Daniel Samanns - foto: Emilio Esbardo

 Nel 2011 ho realizzato il mio più grande desiderio di ragazzo, quello di lavorare con camere storiche. Correva l’anno 1985. Ero ospite a casa di un mio senile collega a Montecarlo, che mi disse: “Non sarebbe bello andare in montagna a fotografare il panorama e i villaggi dove sono rimasti solo i vecchi, anch’essi da immortale?”. Mi chiese poi che macchina possedessi e risposi: “Nikon F3”. Il mio collega, scuotendo il capo, affermò: “se tu vuoi partecipare hai bisogno solo di un apparecchio in legno. Le persone che vivono in questi villaggi hanno settanta o ottant’anni e nella loro vita hanno conosciuto solo camere antiche in legno. Non comprenderebbero un progetto realizzato con macchine fotografiche di piccolo formato. Da quel momento è nata la mia passione per la fotografia su lastre al collodio umido, rimasta un sogno fino al 2011, quando mi si è presentata di acquistare un’antica camera in legno.

Daniel Samanns - foto: Emilio Esbardo

Possedevo già le conoscenze del lavoro di laboratorio, perché avevo appreso a sviluppare, da ragazzo, i negativi. La novità stava nel fatto che dovevo riuscire da solo nella creazione di emulsioni fotografiche sensibili alla luce. Ho acquistato e letto numerosi libri in tedesco, francese e inglese. Inoltre ho osservato a lungo le immagini dell’epoca sui volumi di storia della fotografia, per comprendere al meglio quale dovesse essere il risultato finale. Ci sono voluti circa 4 mesi e mezzo prima che riuscissi ad ottenere ciò che sembrasse, almeno lontanamente, ad una foto. Ero estremamente felice. L’immagine, che mostrai ai miei amici ad un ristorante, era piuttosto annebbiata, piena di errori come punti e linee. Si riconoscevano alcuni particolari come gli occhi, il naso, i riccioli o la bocca. I miei compagni, durante la cena, esclamarono: “Daniel, questa è arte!”. Erano entusiasti. Io risposi: “Il vostro giudizio mi lusinga. Ma l’arte nasce dalla conoscenza. Questa potrebbe anche essere un’opera d’arte, ma se io volessi riprodurla, non avrei ancora le conoscenze necessarie”. Dopo quella cena, mi sono adoperato per apprendere ad eliminare gli errori sulla foto. C’è voluto un anno e mezzo prima di riuscire nel mio intento: l’unico problema era che l’immagine era troppo nitida, troppo pulita e perdeva così il fascino dell’epoca, sembrava una tipica foto degli anni ’70 in bianco e nero. Ho capito in seguito che avrei dovuto semplicemente lasciare scorrere le emulsioni sui soggetti della fotografia per ottenere il mio scopo. Dopo tanti sacrifici, impegno e continuità nel mio lavoro sono riuscito ad ottenere immagini simili a quelle del periodo storico a partire dal 1852, utilizzando macchine d’epoca e gli stessi materiali nel processo di sviluppo.

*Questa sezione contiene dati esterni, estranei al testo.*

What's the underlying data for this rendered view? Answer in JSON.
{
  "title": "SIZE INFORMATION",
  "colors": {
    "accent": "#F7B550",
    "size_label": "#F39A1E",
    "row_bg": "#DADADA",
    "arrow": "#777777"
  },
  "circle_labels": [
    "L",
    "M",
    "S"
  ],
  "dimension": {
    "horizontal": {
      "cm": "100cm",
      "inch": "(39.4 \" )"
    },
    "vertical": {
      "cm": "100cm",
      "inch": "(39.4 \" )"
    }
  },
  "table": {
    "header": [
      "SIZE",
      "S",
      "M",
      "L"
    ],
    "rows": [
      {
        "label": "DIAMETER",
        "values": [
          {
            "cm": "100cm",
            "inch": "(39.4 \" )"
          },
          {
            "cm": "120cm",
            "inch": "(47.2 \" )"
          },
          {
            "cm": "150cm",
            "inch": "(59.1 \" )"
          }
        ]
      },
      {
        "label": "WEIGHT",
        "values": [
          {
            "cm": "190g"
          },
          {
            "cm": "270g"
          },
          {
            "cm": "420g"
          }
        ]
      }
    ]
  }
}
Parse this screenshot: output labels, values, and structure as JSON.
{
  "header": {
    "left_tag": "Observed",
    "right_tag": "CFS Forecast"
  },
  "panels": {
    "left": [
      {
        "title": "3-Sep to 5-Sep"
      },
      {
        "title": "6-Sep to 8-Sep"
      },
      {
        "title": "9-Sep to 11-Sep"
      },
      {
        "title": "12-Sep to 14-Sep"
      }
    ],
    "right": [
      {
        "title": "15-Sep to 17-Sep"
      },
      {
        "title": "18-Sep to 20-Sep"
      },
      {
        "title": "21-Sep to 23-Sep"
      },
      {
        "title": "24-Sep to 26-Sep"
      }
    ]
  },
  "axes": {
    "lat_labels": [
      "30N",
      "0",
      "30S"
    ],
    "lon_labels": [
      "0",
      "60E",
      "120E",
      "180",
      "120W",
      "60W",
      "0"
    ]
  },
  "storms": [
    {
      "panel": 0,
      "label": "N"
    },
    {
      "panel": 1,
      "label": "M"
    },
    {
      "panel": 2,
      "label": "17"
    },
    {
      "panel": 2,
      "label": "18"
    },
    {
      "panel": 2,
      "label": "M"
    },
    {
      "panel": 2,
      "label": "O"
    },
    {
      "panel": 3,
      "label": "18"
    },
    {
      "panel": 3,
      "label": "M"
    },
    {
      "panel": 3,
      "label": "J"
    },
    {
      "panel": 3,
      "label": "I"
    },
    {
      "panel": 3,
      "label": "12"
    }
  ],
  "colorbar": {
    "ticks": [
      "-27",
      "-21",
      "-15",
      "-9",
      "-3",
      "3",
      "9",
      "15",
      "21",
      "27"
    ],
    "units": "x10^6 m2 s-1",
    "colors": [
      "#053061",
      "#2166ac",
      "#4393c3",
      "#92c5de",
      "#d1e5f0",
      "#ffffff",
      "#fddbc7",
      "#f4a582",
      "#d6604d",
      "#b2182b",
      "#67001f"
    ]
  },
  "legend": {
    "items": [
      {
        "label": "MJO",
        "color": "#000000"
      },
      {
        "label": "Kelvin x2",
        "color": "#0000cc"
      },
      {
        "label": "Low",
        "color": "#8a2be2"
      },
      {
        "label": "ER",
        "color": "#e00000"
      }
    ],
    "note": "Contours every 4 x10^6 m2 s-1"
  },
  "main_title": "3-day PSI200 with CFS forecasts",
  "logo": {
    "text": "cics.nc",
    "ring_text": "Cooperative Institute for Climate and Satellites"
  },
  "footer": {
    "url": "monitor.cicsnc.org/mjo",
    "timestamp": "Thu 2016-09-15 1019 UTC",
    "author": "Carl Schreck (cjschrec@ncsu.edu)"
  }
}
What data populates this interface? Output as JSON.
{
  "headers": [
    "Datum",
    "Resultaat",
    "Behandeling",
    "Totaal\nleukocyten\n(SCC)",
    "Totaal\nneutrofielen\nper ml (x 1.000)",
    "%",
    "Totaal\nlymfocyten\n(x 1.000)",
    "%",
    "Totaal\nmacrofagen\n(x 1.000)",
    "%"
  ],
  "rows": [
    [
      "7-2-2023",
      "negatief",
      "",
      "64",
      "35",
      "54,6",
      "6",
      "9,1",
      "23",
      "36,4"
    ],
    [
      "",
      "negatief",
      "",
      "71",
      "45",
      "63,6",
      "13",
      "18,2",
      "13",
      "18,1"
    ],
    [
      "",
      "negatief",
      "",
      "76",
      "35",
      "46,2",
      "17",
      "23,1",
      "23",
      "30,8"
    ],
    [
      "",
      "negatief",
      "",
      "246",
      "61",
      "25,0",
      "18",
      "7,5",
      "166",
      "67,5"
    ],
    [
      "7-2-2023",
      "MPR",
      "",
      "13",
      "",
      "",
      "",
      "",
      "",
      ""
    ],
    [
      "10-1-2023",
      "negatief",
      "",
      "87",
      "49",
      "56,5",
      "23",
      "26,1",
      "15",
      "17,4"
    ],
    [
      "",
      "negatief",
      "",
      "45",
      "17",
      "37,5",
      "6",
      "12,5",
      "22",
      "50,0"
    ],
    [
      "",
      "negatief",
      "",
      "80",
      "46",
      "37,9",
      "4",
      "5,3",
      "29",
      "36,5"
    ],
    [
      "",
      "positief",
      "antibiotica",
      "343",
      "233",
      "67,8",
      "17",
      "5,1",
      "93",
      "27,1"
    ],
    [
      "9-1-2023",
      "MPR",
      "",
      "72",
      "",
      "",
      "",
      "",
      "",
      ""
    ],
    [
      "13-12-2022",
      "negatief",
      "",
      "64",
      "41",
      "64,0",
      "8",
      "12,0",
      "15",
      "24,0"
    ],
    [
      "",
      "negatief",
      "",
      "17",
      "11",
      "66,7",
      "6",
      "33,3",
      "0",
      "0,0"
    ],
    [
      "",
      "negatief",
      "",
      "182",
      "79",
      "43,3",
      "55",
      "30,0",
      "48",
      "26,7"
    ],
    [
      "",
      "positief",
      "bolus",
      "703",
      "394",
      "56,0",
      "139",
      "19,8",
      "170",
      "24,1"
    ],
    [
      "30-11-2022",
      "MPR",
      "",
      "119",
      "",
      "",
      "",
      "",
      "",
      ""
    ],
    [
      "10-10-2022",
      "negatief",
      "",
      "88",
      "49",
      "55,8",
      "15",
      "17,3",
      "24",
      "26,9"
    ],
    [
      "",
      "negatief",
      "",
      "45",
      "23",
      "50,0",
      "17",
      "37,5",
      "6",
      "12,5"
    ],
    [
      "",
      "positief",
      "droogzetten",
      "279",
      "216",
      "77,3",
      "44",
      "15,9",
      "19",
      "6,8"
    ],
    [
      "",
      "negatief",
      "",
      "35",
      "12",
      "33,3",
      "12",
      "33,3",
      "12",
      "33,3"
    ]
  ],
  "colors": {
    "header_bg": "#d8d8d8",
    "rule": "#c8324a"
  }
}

Come giudichi la tua esperienza di fotogiornalista? 

È stata un’esperienza durata 17 anni, durante i quali ho fotografato personaggi famosi come, ad esempio, Sophia Loren, Michael Jackson e Boris Becker; ma anche gente normale per strada, ad esempio un imprenditore in relazione ad una sua determinata storia personale; oppure i barboni che dormono sotto i ponti. Ho documentato la miseria nel mondo che mi ha toccato ed emozionato molto. Durante questi anni da fotoreporter ho constatato che vi sono tipologie differenti di esseri umani e che ognuno di essi vive situazioni esistenziali particolari. Vi è il povero, il ricco, l’ammalato, il felice, il sano, il triste, etc. Le persone sono spesso intrappolate nella quotidianità, tra problemi e difficoltà, che ci appaiono importanti ma che non sono nulla, inseriti in un contesto più grande. Giunti in cima ad una montagna, osservando il panorama, si percepisce immediatamente l’immensità del mondo e di come noi esseri umani siamo incredibilmente piccoli in confronto.

La fotografia può cambiare il mondo?

Sono divenuto fotoreporter, perché credo realmente che si possa cambiare qualcosa. Una certa immagine può influenzare l’opinione pubblica. Anche con la musica e le altre arti è possibile farlo in un certo qual modo.